L'alternative aux États de surveillance
Nous n'allons pas réduire nos mesures à l'avenir. Tout au long de l'histoire de l'humanité, nous avons toujours mesuré davantage, et non moins. La question n'est pas de savoir si les technologies des villes intelligentes seront mises en œuvre. La question est de savoir si elles seront mises en œuvre en intégrant dès le départ la participation des citoyens, ou si celle-ci sera ajoutée après coup, comme une simple formalité.
Les modèles autoritaires progressent sans entrave car ils n'ont de comptes à rendre à aucun citoyen.
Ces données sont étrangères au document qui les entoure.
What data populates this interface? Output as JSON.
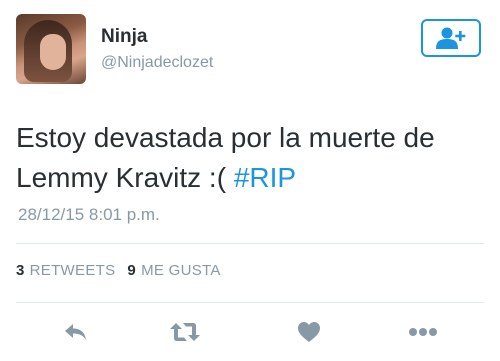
{
  "user": {
    "display_name": "Ninja",
    "handle": "@Ninjadeclozet"
  },
  "follow_button": {
    "icon": "follow-user-icon"
  },
  "tweet": {
    "text": "Estoy devastada por la muerte de Lemmy Kravitz :( ",
    "hashtag": "#RIP",
    "timestamp": "28/12/15 8:01 p.m."
  },
  "stats": {
    "retweets_count": "3",
    "retweets_label": "RETWEETS",
    "likes_count": "9",
    "likes_label": "ME GUSTA"
  },
  "actions": [
    {
      "icon": "reply-icon"
    },
    {
      "icon": "retweet-icon"
    },
    {
      "icon": "heart-icon"
    },
    {
      "icon": "more-icon"
    }
  ],
  "colors": {
    "accent": "#1b95e0",
    "icon_gray": "#8899a6",
    "text": "#292f33"
  }
}
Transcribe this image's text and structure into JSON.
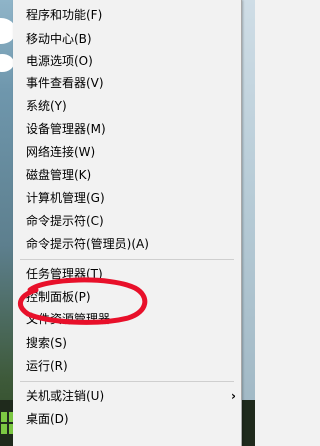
{
  "menu": {
    "items": [
      {
        "label": "程序和功能(F)"
      },
      {
        "label": "移动中心(B)"
      },
      {
        "label": "电源选项(O)"
      },
      {
        "label": "事件查看器(V)"
      },
      {
        "label": "系统(Y)"
      },
      {
        "label": "设备管理器(M)"
      },
      {
        "label": "网络连接(W)"
      },
      {
        "label": "磁盘管理(K)"
      },
      {
        "label": "计算机管理(G)"
      },
      {
        "label": "命令提示符(C)"
      },
      {
        "label": "命令提示符(管理员)(A)"
      },
      {
        "label": "任务管理器(T)"
      },
      {
        "label": "控制面板(P)"
      },
      {
        "label": "文件资源管理器"
      },
      {
        "label": "搜索(S)"
      },
      {
        "label": "运行(R)"
      },
      {
        "label": "关机或注销(U)"
      },
      {
        "label": "桌面(D)"
      }
    ]
  },
  "colors": {
    "annotation": "#e8102a",
    "menu_bg": "#f2f2f2"
  },
  "icons": {
    "submenu": "chevron-right-icon"
  }
}
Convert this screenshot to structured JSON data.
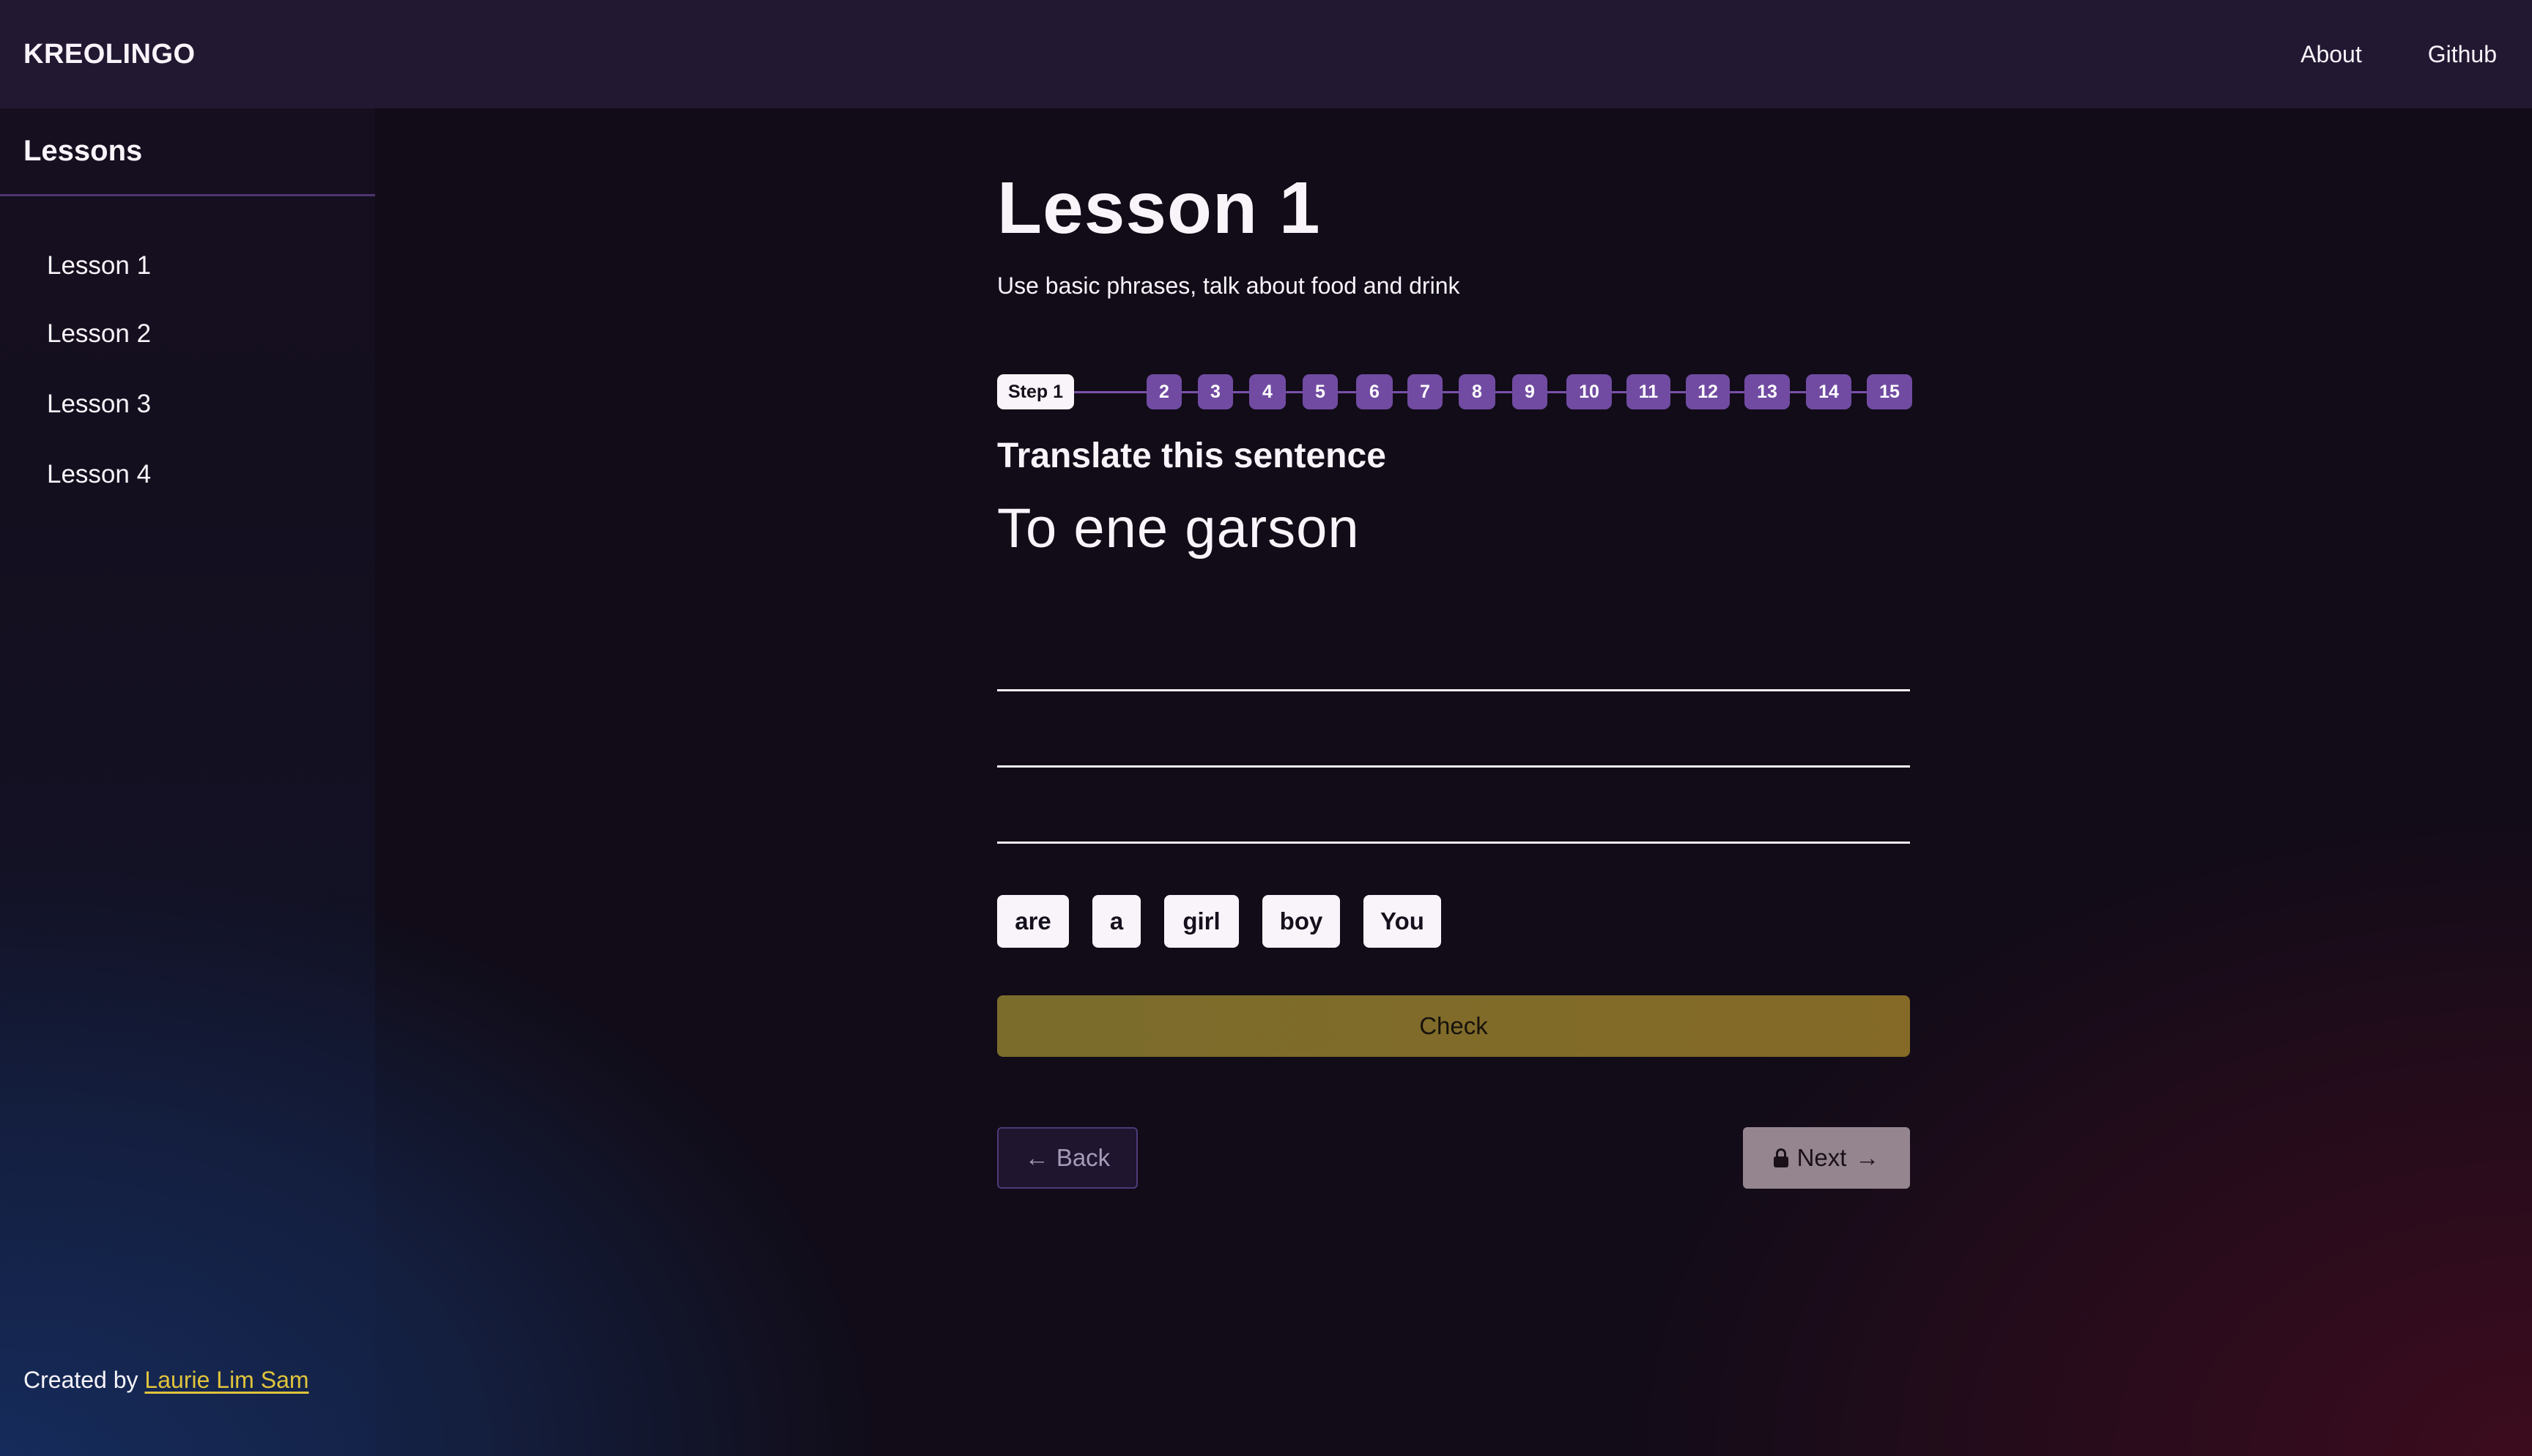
{
  "app": {
    "brand": "KREOLINGO",
    "nav": [
      {
        "label": "About"
      },
      {
        "label": "Github"
      }
    ]
  },
  "sidebar": {
    "title": "Lessons",
    "items": [
      {
        "label": "Lesson 1"
      },
      {
        "label": "Lesson 2"
      },
      {
        "label": "Lesson 3"
      },
      {
        "label": "Lesson 4"
      }
    ],
    "footer": {
      "prefix": "Created by",
      "author_link": "Laurie Lim Sam"
    }
  },
  "lesson": {
    "title": "Lesson 1",
    "subtitle": "Use basic phrases, talk about food and drink",
    "stepper": {
      "current_label": "Step 1",
      "current_step": 1,
      "total_steps": 15,
      "steps": [
        "2",
        "3",
        "4",
        "5",
        "6",
        "7",
        "8",
        "9",
        "10",
        "11",
        "12",
        "13",
        "14",
        "15"
      ]
    },
    "task": {
      "instruction": "Translate this sentence",
      "sentence": "To ene garson",
      "answer_lines": 3,
      "word_bank": [
        "are",
        "a",
        "girl",
        "boy",
        "You"
      ]
    },
    "buttons": {
      "check": "Check",
      "back": "Back",
      "next": "Next",
      "back_arrow": "←",
      "next_arrow": "→"
    }
  },
  "colors": {
    "header_bg": "#231832",
    "step_accent": "#714ba2",
    "check_bg": "#7f6b2a",
    "link": "#e0c43c"
  }
}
Les sociétés démocratiques ne peuvent pas rivaliser en renonçant à leurs principes démocratiques. Nous rivalisons en démontrant qu'une conception centrée sur le citoyen permet d'obtenir des résultats équivalents, voire supérieurs, tout en respectant la liberté individuelle.
Dans la « Quantum City », la technologie rend les villes plus agréables à vivre, car les citoyens ont le pouvoir de décider de leur participation. Il ne s'agit pas d'une surveillance dystopique, mais d'infrastructures intelligentes fondées sur des valeurs qui reflètent qui nous sommes et ce en quoi nous croyons.
L'avenir appartient aux villes qui parviennent à percer ce mystère : une amélioration tangible grâce à des systèmes transparents auxquels les citoyens choisissent de participer parce qu'ils leur apportent une réelle valeur ajoutée. Bienvenue sur la troisième voie.